Yidong Zhu*, Jun Liu and Fei Wang Pages 1 - 18 ( 18 )
Background: Pazopanib is an oral multi-kinase inhibitor that is effective in treating various tumors. However, it is commonly associated with hepatotoxicity, which can interrupt treatments and cause delays, thereby increasing the risk of tumor progression. The mechanisms underlying pazopanib-induced hepatotoxicity remain unclear and limit the development of effective preventive strategies. This study aimed to identify the core gene products and investigate the mechanisms associated with pazopanib-induced hepatotoxicity by integrating network toxicology, microarray analysis, and machinelearning.
Methods: Potential pazopanib targets were identified from multiple databases. Differential expression analysis was conducted using microarray data from hepatocyte-like cells treated with pazopanib and from matched control samples. Genes that overlapped between pazopanib targets and differentially expressed genes (DEGs) were considered potential pathogenic targets for hepatotoxicity. Multiple machine learning algorithms were employed for gene selection to improve accuracy and predictive capability. Molecular docking was used to evaluate the binding affinity of pazopanib to core proteins. Functional enrichment analysis was conducted to elucidate the potential toxic mechanisms.

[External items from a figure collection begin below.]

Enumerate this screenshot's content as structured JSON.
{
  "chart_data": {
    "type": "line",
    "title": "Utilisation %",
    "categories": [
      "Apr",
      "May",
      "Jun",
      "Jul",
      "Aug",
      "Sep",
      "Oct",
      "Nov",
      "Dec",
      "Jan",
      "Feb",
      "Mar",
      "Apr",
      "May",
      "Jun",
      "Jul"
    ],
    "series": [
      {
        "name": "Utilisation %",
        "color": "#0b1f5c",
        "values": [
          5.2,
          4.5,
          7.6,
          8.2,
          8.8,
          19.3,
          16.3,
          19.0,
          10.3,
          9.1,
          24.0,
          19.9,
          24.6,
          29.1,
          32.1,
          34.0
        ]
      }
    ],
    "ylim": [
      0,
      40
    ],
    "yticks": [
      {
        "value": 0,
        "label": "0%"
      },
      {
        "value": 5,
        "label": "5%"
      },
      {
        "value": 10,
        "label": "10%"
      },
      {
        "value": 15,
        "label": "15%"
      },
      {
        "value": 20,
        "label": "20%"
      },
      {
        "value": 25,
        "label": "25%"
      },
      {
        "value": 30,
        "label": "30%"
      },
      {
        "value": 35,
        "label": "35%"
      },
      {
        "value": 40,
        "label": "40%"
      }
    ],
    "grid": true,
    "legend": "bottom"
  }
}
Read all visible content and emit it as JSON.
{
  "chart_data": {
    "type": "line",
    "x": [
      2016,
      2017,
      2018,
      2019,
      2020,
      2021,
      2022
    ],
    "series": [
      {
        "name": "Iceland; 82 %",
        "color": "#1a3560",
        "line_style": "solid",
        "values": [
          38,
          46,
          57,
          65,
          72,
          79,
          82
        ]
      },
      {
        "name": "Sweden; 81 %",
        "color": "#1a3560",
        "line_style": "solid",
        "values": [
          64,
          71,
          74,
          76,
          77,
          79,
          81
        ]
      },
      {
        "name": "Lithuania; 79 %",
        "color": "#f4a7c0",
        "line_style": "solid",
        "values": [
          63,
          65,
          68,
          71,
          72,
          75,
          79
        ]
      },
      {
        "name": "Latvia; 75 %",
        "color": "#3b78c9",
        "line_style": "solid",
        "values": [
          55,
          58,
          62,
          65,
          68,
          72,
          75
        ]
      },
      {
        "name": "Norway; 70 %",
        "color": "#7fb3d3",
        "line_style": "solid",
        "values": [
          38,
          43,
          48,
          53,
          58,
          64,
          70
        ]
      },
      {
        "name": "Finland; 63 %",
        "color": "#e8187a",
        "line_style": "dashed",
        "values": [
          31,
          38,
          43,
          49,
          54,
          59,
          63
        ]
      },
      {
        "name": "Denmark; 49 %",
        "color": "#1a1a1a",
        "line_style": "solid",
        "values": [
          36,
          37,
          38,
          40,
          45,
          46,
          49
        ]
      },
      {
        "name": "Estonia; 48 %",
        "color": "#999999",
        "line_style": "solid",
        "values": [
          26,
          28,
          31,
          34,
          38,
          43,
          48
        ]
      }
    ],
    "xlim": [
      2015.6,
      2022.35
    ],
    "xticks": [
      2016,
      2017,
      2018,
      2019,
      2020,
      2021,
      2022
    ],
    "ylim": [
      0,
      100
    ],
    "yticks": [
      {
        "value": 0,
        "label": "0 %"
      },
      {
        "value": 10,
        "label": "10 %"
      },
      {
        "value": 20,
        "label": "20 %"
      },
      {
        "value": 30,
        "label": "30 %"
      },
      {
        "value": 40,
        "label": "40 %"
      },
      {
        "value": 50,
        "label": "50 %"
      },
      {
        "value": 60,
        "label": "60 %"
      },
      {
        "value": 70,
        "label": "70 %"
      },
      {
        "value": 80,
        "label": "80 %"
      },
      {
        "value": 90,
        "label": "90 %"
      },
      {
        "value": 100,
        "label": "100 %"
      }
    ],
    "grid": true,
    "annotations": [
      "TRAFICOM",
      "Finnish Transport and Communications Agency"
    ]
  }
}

Results: Our analysis identified 162 target genes for pazopanib and 291 DEGs, revealing seven shared genes as potential pathogenic targets for pazopanib-induced hepatotoxicity. Using machine learning, we further detected four core target proteins: CYP1A1, DDR2, FGF1, and PLK4. Molecular docking confirmed that pazopanib stably bound to these core proteins. Functional enrichment analysis indicated that the hepatotoxicity associated with pazopanib may involve p53 signaling, impaired cell cycle, and immune modulation.
Conclusion: This study enhances our understanding of the molecular mechanisms underlying pazopanib-induced hepatotoxicity, which is essential for developing protective strategies and therapeutic interventions. By integrating network toxicology, microarray analysis, and machine learning, this study provides a comprehensive framework for investigating the complex toxicological processes of specific compounds and offers insights that could improve the clinical applications and regulatory safety of targeted therapies.
Pazopanib, hepatotoxicity, machine learning, microarray analysis, network toxicology.